Chapter Outline
Inferential statistics plays a key role in data science applications, as its techniques allow researchers to infer or generalize observations from samples to the larger population from which they were selected. If the researcher had access to a full set of population data, then these methods would not be needed. But in most real-world scenarios, population data cannot be obtained or is impractical to obtain, making inferential analysis essential. This chapter will explore the techniques of inferential statistics and their applications in data science.
Confidence intervals and hypothesis testing allow a data scientist to formulate conclusions regarding population parameters based on sample data.
One technique, correlation analysis, allows the determination of a statistical relationship between two numeric quantities, often referred to as variables. A variable is a characteristic or attribute that can be measured or observed. A correlation between two variables is said to exist where there is an association between them. Finance professionals often use correlation analysis to predict future trends and mitigate risk in a stock portfolio. For example, if two investments are strongly correlated, an investor might not want to have both investments in a certain portfolio since the two investments would tend to move in the same direction as market prices rose or fell. To diversify a portfolio, an investor might seek investments that are not strongly correlated with one another.
Regression analysis takes correlation analysis one step further by modeling the relationship between the two numeric quantities or variables when a correlation exists. In statistics, modeling refers specifically to the process of creating a mathematical representation that describes the relationship between different variables in a dataset. The model is then used to understand, explain, and predict the behavior of the data.

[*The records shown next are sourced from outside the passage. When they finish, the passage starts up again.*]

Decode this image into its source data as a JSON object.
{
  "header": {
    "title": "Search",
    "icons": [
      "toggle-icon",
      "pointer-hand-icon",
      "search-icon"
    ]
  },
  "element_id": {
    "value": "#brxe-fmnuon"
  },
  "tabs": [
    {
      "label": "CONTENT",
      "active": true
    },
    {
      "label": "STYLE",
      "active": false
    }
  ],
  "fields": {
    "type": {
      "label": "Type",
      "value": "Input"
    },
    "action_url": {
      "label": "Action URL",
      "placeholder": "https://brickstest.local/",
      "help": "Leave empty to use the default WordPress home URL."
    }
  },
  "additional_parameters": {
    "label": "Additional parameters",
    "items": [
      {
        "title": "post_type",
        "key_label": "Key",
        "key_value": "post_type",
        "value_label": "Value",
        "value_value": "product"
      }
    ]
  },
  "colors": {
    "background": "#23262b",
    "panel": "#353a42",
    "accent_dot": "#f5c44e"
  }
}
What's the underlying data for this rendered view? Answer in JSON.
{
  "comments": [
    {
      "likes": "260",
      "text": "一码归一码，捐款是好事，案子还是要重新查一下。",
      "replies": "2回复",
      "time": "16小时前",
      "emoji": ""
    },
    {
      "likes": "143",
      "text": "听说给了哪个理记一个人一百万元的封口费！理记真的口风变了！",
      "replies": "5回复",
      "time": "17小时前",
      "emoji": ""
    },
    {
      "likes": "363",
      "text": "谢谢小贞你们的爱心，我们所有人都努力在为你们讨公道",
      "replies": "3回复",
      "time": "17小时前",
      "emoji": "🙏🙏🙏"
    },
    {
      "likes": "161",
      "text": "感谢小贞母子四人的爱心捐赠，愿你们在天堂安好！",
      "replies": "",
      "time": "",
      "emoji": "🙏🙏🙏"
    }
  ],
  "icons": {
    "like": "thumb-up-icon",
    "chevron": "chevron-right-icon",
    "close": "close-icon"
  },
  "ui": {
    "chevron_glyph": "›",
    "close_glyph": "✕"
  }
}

This chapter focuses on linear regression, which is analysis of the relationship between one dependent variable and one independent variable, where the relationship can be modeled using a linear equation. The foundations of regression analysis have many applications in data science, including in machine learning models where a mathematical model is created to determine a relationship between input and output variables of a dataset. Several such applications of regression analysis in machine learning are further explored in Decision-Making Using Machine Learning Basics. In Time Series and Forecasting, we will use time series models to analyze and predict data points for data collected at different points in time.